Services

What are air filters used for?

This article explains ​what air filters are, ​what they are used for, ​their main types, and ​applications with cases.

1. What is an Air Filter?

An air filter is a device that purifies air through ​physical or chemical methods, designed for factories, workshops, laboratories, etc. Its core functions include:

​Trapping particles: Dust, metal debris, smoke (e.g., PM2.5/PM10). ​

Adsorbing harmful gases: VOCs, acidic gases.

​Controlling microbial contamination: Bacteria, viruses.

Components & Principles:

​Filter media: Glass fiber, metal sintered mesh, PTFE membrane. ​

Structure: Filter cartridges, filter bags, panel frames (adapt to different airflow needs).

​Working principles: Capture pollutants via gravity settling, inertial impaction, electrostatic adsorption.

​2. Main Types of Air Filters

High-Temperature Resistant HEPA Air Filter With Separator

Standard Sub-HEPA Air Filter With Separator

HEPA Air Filter With Separator (High Airflow)

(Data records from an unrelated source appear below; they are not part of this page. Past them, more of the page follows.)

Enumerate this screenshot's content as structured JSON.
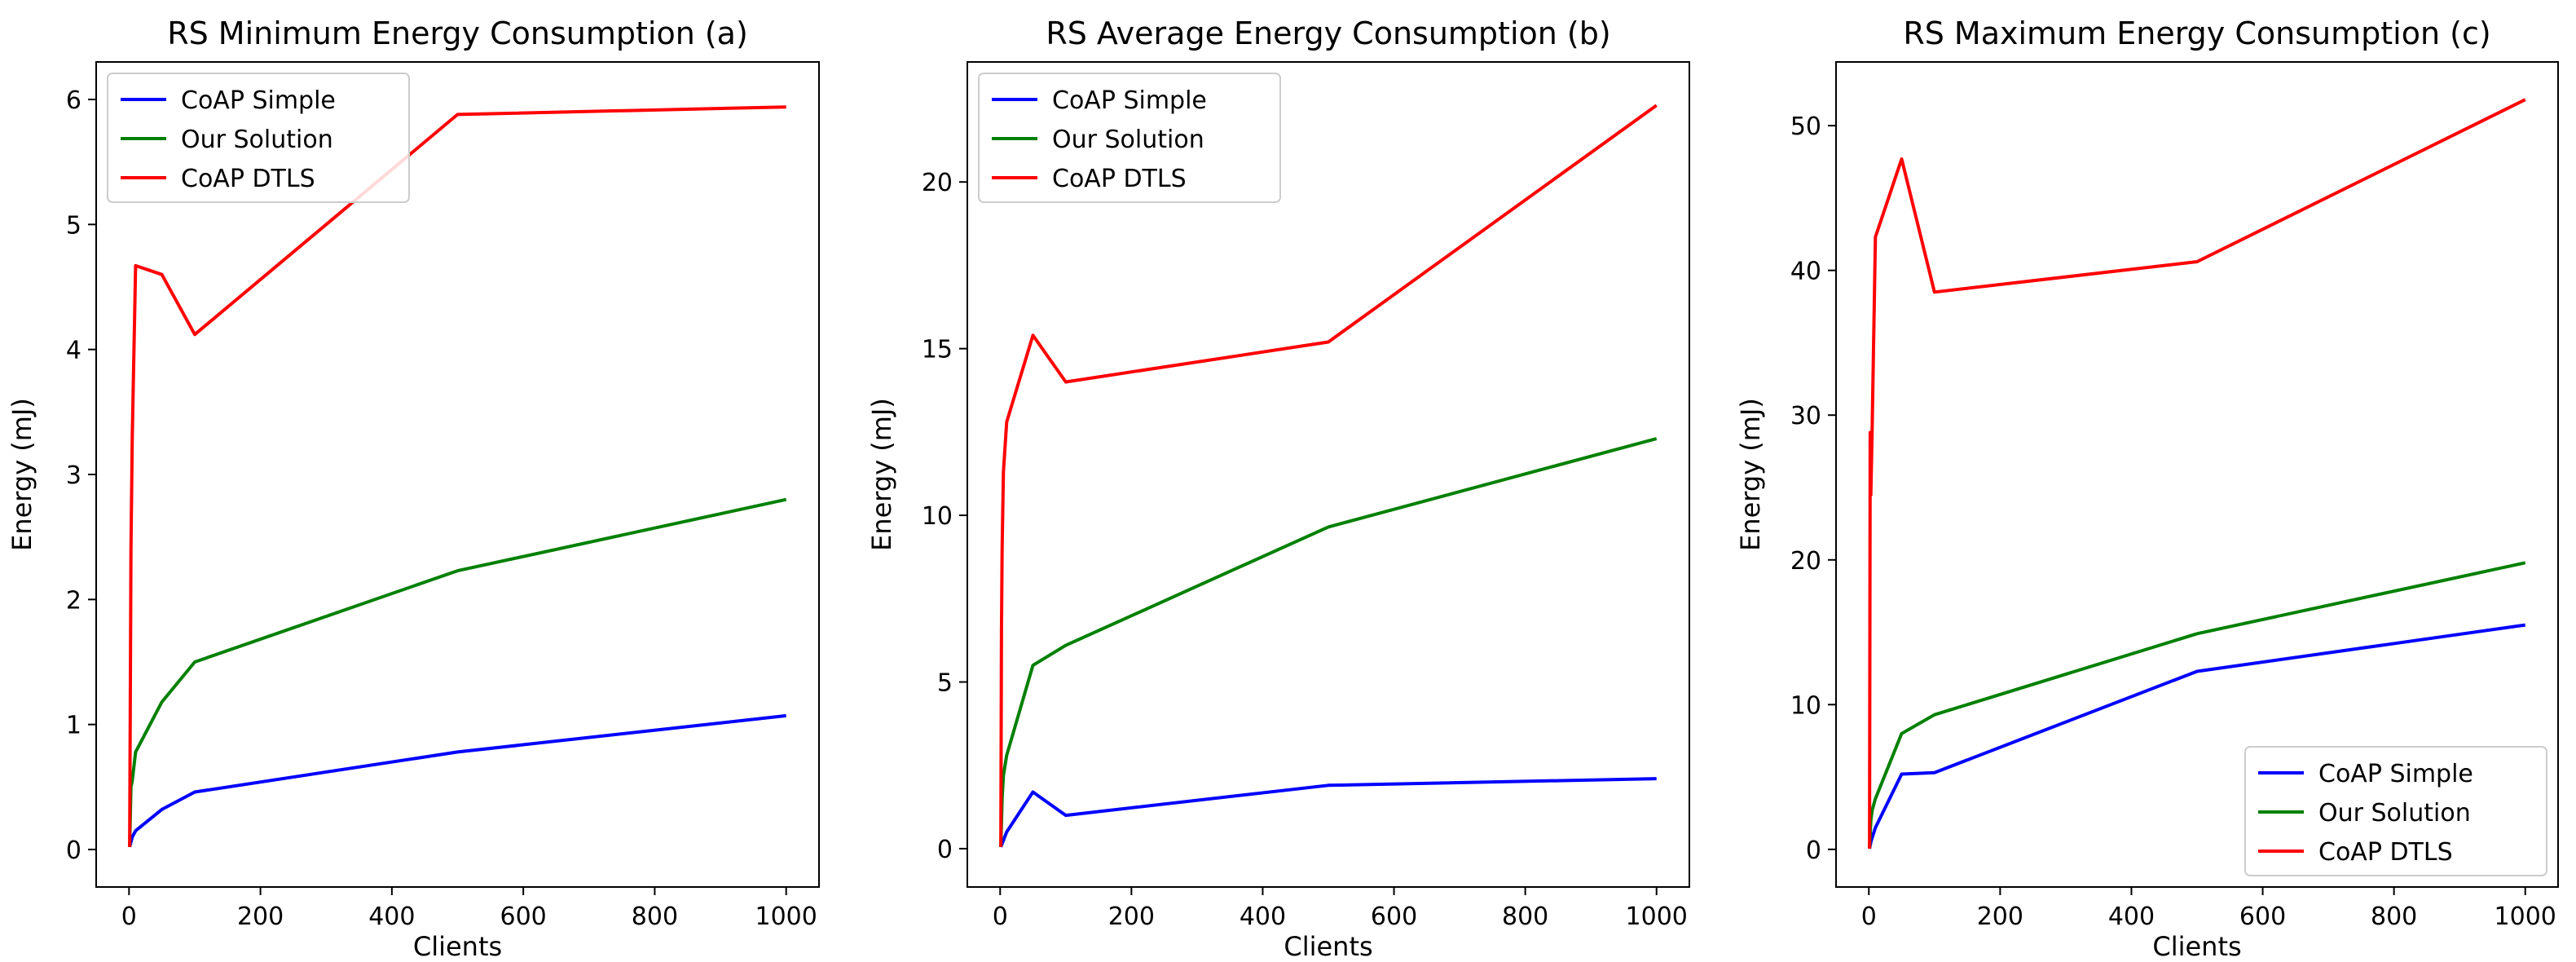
{
  "charts": [
    {
      "type": "line",
      "title": "RS Minimum Energy Consumption (a)",
      "xlabel": "Clients",
      "ylabel": "Energy (mJ)",
      "xlim": [
        -50,
        1050
      ],
      "ylim": [
        -0.3,
        6.3
      ],
      "xticks": [
        0,
        200,
        400,
        600,
        800,
        1000
      ],
      "yticks": [
        0,
        1,
        2,
        3,
        4,
        5,
        6
      ],
      "legend": "top-left",
      "series": [
        {
          "name": "CoAP Simple",
          "color": "#0000ff",
          "x": [
            1,
            3,
            5,
            10,
            50,
            100,
            500,
            1000
          ],
          "y": [
            0.02,
            0.06,
            0.1,
            0.15,
            0.32,
            0.46,
            0.78,
            1.07
          ]
        },
        {
          "name": "Our Solution",
          "color": "#008000",
          "x": [
            1,
            3,
            5,
            10,
            50,
            100,
            500,
            1000
          ],
          "y": [
            0.02,
            0.5,
            0.55,
            0.78,
            1.18,
            1.5,
            2.23,
            2.8
          ]
        },
        {
          "name": "CoAP DTLS",
          "color": "#ff0000",
          "x": [
            1,
            2,
            3,
            5,
            10,
            50,
            100,
            500,
            1000
          ],
          "y": [
            0.02,
            1.2,
            2.4,
            3.3,
            4.67,
            4.6,
            4.12,
            5.88,
            5.94
          ]
        }
      ]
    },
    {
      "type": "line",
      "title": "RS Average Energy Consumption (b)",
      "xlabel": "Clients",
      "ylabel": "Energy (mJ)",
      "xlim": [
        -50,
        1050
      ],
      "ylim": [
        -1.15,
        23.6
      ],
      "xticks": [
        0,
        200,
        400,
        600,
        800,
        1000
      ],
      "yticks": [
        0,
        5,
        10,
        15,
        20
      ],
      "legend": "top-left",
      "series": [
        {
          "name": "CoAP Simple",
          "color": "#0000ff",
          "x": [
            1,
            3,
            5,
            10,
            50,
            100,
            500,
            1000
          ],
          "y": [
            0.05,
            0.15,
            0.25,
            0.5,
            1.7,
            1.0,
            1.9,
            2.1
          ]
        },
        {
          "name": "Our Solution",
          "color": "#008000",
          "x": [
            1,
            3,
            5,
            10,
            50,
            100,
            500,
            1000
          ],
          "y": [
            0.05,
            1.5,
            2.2,
            2.8,
            5.5,
            6.1,
            9.65,
            12.3
          ]
        },
        {
          "name": "CoAP DTLS",
          "color": "#ff0000",
          "x": [
            1,
            2,
            3,
            5,
            10,
            50,
            100,
            500,
            1000
          ],
          "y": [
            0.05,
            6.5,
            9.0,
            11.3,
            12.8,
            15.4,
            14.0,
            15.2,
            22.3
          ]
        }
      ]
    },
    {
      "type": "line",
      "title": "RS Maximum Energy Consumption (c)",
      "xlabel": "Clients",
      "ylabel": "Energy (mJ)",
      "xlim": [
        -50,
        1050
      ],
      "ylim": [
        -2.6,
        54.4
      ],
      "xticks": [
        0,
        200,
        400,
        600,
        800,
        1000
      ],
      "yticks": [
        0,
        10,
        20,
        30,
        40,
        50
      ],
      "legend": "bottom-right",
      "series": [
        {
          "name": "CoAP Simple",
          "color": "#0000ff",
          "x": [
            1,
            3,
            5,
            10,
            50,
            100,
            500,
            1000
          ],
          "y": [
            0.05,
            0.5,
            0.8,
            1.5,
            5.2,
            5.3,
            12.3,
            15.5
          ]
        },
        {
          "name": "Our Solution",
          "color": "#008000",
          "x": [
            1,
            3,
            5,
            10,
            50,
            100,
            500,
            1000
          ],
          "y": [
            0.05,
            2.0,
            2.7,
            3.5,
            8.0,
            9.3,
            14.9,
            19.8
          ]
        },
        {
          "name": "CoAP DTLS",
          "color": "#ff0000",
          "x": [
            1,
            2,
            3,
            5,
            10,
            50,
            100,
            500,
            1000
          ],
          "y": [
            0.05,
            28.8,
            24.5,
            29.0,
            42.3,
            47.7,
            38.5,
            40.6,
            51.8
          ]
        }
      ]
    }
  ]
}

V-Bank Standard HEPA Air Filter

Standard HEPA Air Filter With Separator

HEPA Air Filter Separator-Free (High Airflow)

Standard ULPA Air Filter Separator-Free

3. Core Functions of Air Filters

(1) Preventing Explosions & Safety Hazards

Trapping combustible dust (e.g., aluminum/coal powder) below explosive limits. ​

Case: ThyssenKrupp Steel Plant (Germany) used ​ATEX-certified filter cartridges to reduce blast furnace flue dust from 200g/m³ to 5g/m³, avoiding electrostatic ignition.

(2) Protecting Equipment & Product Quality

Preventing particle-induced mechanical wear or product contamination (e.g., chips, pharmaceuticals).

Case: TSMC’s 5nm chip cleanroom used ​ULPA U17 filters to intercept 99.9999% of ≥0.1μm particles, ensuring wafer yield ≥95%.

(3) Ensuring Hygiene & Biosafety

Blocking microbial contamination (e.g., bacteria in vaccine production).

Case: Pfizer installed ​H14 HEPA filters on filling lines, achieving ISO 14644 Class 5 cleanliness (≤3,520 particles/m³).

 

4. Applications & Case Studies

(1) Chemical & Petrochemical
​Scenario: Trapping catalyst dust, adsorbing H₂S gas.
​Case: Saudi Aramco Refinery used ​ceramic fiber + activated carbon filters, reducing acidic gas emissions by 90%.

(2) Pharmaceuticals & Biotech

​Scenario: Maintaining sterile environments, filtering viruses/bacteria.
​Case: Johnson & Johnson’s vaccine facility used ​isolators + U15 ULPA filters, ensuring ≤0.1 CFU/m³ airborne bacteria in filling zones.

(3) Automotive Manufacturing

​Scenario: Purifying paint mist in coating workshops, protecting robots.
​Case: Volkswagen Germany deployed ​electrostatic paint recovery systems, reducing overspray waste by 180 tons/year.

(4) Energy & Metallurgy

​Scenario: Filtering high-temperature fumes, recovering precious metal dust.
​Case: POSCO (Korea) installed ​metal sintered plate filters on sintering machines, recovering 12,000 tons/year of zinc dust (worth USD 26 million).

(5) Food Processing

​Scenario: Intercepting allergenic particles (e.g., milk powder, starch).
​Case: Nestlé Switzerland used ​food-grade stainless steel filters, complying with EU EC 1935/2004.

5. Summary: Key Roles of Air Filters

Air filters are ​barriers for safety and ​drivers for efficiency, with core functions:

​Explosion prevention: Controlling combustible dust/gas concentrations.
Equipment protection: Extending machinery lifespan, reducing downtime.
​Regulatory compliance: Meeting global environmental laws.
​Hygiene assurance: Blocking contamination chains.
Selection advice: Match filter types to industry needs (particle type, temperature, regulations) and monitor pressure drop/efficiency for optimal ROI.